Judd’s career, however, went from red-hot to considerably cooler in the late 1990s, which she would later discover came at the behest of a controversial Hollywood bigwig who, it was alleged, deliberately badmouthed her and cost her opportunities that could have kept her on top. This proved to be just one of many sad facets in the movie star’s troubled life, beginning with her admittedly dysfunctional childhood.
Fans may think they know all about this multi-talented actor and activist, yet they may not be fully aware of some of the personal anguish she’s had to overcome. These are the tragic details of Ashley Judd’s life.
Ashley Judd had an unstable childhood
Her family might have ended up producing three powerhouse entertainers, but before the glitz and glamour of Hollywood, all Ashely Judd had were her dreams. Following her divorce from Michael Ciminella in 1972, Naomi Judd and a much younger Ashley moved to Kentucky in hopes of getting a new start. Before their breakthrough, however, the Judds had their fair share of experiences with poverty as Naomi struggled to provide for her kids. “If we didn’t make it or grow it, we didn’t have it,” Ashley’s sister Wynonna once said, via PBS.
When eventually, Naomi and her older daughter Wynonna kickstarted their career as country singers, a teenage Ashley was forced to bear the grunt of fame. In her 2011 memoir “All That Is Bitter & Sweet,” the “Double Jeopardy” actor detailed an unstable childhood, that resulted in her attending 13 different schools before turning 19. With her mother and half-sister often away on tour, Ashley claims her childhood was also characterized by loneliness. “I loved my mother, but at the same time, I dreaded the mayhem and uncertainty that followed her everywhere. I often felt like an outsider observing my mom’s life as she followed her own dreams,” she wrote in her book.
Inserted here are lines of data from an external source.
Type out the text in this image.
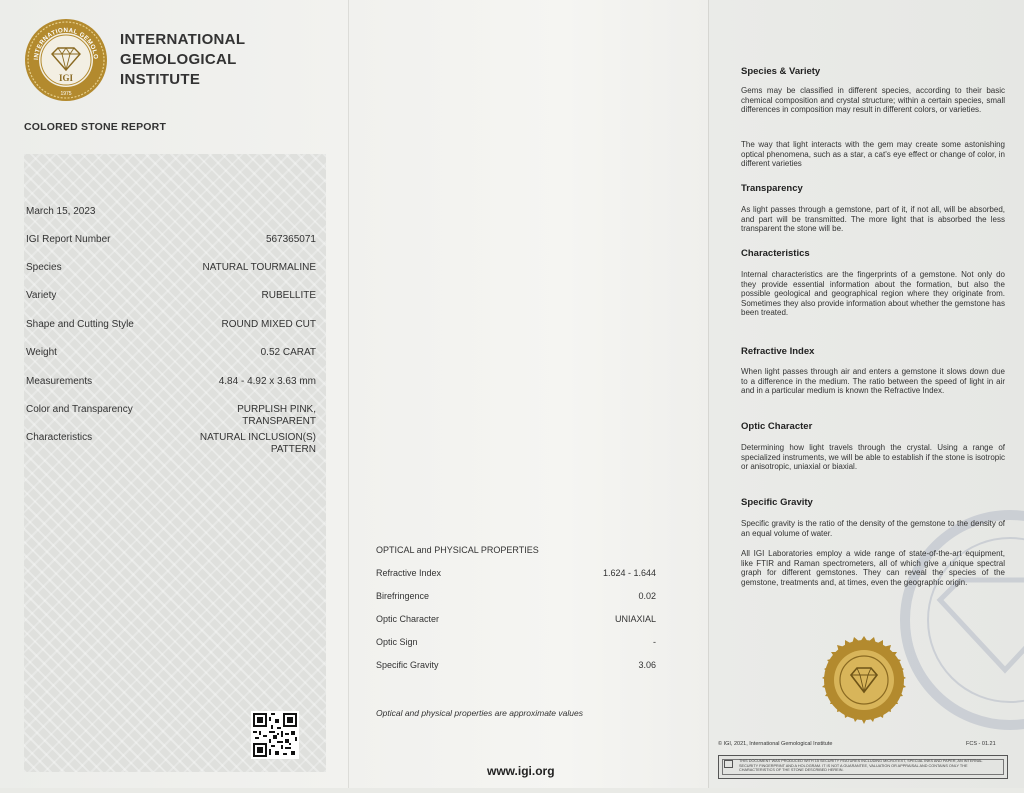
INTERNATIONAL GEMOLO
IGI
1975
INTERNATIONAL
GEMOLOGICAL
INSTITUTE
COLORED STONE REPORT
March 15, 2023
IGI Report Number	567365071
Species	NATURAL TOURMALINE
Variety	RUBELLITE
Shape and Cutting Style	ROUND MIXED CUT
Weight	0.52 CARAT
Measurements	4.84 - 4.92 x 3.63 mm
Color and Transparency	PURPLISH PINK,
TRANSPARENT
Characteristics	NATURAL INCLUSION(S)
PATTERN
OPTICAL and PHYSICAL PROPERTIES
Refractive Index	1.624 - 1.644
Birefringence	0.02
Optic Character	UNIAXIAL
Optic Sign	-
Specific Gravity	3.06
Optical and physical properties are approximate values
www.igi.org
Species & Variety
Gems may be classified in different species, according to their basic chemical composition and crystal structure; within a certain species, small differences in composition may result in different colors, or varieties.
The way that light interacts with the gem may create some astonishing optical phenomena, such as a star, a cat's eye effect or change of color, in different varieties
Transparency
As light passes through a gemstone, part of it, if not all, will be absorbed, and part will be transmitted. The more light that is absorbed the less transparent the stone will be.
Characteristics
Internal characteristics are the fingerprints of a gemstone. Not only do they provide essential information about the formation, but also the possible geological and geographical region where they originate from. Sometimes they also provide information about whether the gemstone has been treated.
Refractive Index
When light passes through air and enters a gemstone it slows down due to a difference in the medium. The ratio between the speed of light in air and in a particular medium is known the Refractive Index.
Optic Character
Determining how light travels through the crystal. Using a range of specialized instruments, we will be able to establish if the stone is isotropic or anisotropic, uniaxial or biaxial.
Specific Gravity
Specific gravity is the ratio of the density of the gemstone to the density of an equal volume of water.
All IGI Laboratories employ a wide range of state-of-the-art equipment, like FTIR and Raman spectrometers, all of which give a unique spectral graph for different gemstones. They can reveal the species of the gemstone, treatments and, at times, even the geographic origin.
© IGI, 2021, International Gemological Institute	FCS - 01.21
THIS DOCUMENT WAS PRODUCED WITH 15 SECURITY FEATURES INCLUDING MICROTEXT, SPECIAL INKS AND PAPER, AN INTERNAL SECURITY FINGERPRINT AND A HOLOGRAM. IT IS NOT A GUARANTEE, VALUATION OR APPRAISAL AND CONTAINS ONLY THE CHARACTERISTICS OF THE STONE DESCRIBED HEREIN.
Ashley Judd’s childhood was marred by abuse
By her own account, Ashley Judd’s childhood was a troubled and harrowing one. Per ABC News, the actor revealed in her 2011 memoir, “All That is Bitter and Sweet,” that she was sexually abused as a child by an unnamed member of her own family.
Ashley opened up about her painful past in 2017 while speaking at the World Congress Against Sexual Exploitation of Women and Girls in New Delhi. “I was molested for the first time I remember at the age of seven,” she said bluntly, adding that during her early modeling days, “I experienced two rapes at the age of 14.”
Ashley elaborated on the kind of abuse she’d endured during an interview with “Today,” explaining that it was actually typical of growing up within a “dysfunctional family system that didn’t work very well.” She recounted how her famous musician mother, Naomi Judd, and her stepfather, Larry Strickland, were “wildly sexually inappropriate in front of [both herself and her older half-sister, Wynonna Judd].” Noting that the sisters were forced, for example, “to listen to a lot of loud sex in a house with thin walls,” Ashley said, “I now know this situation is called covert sexual abuse.”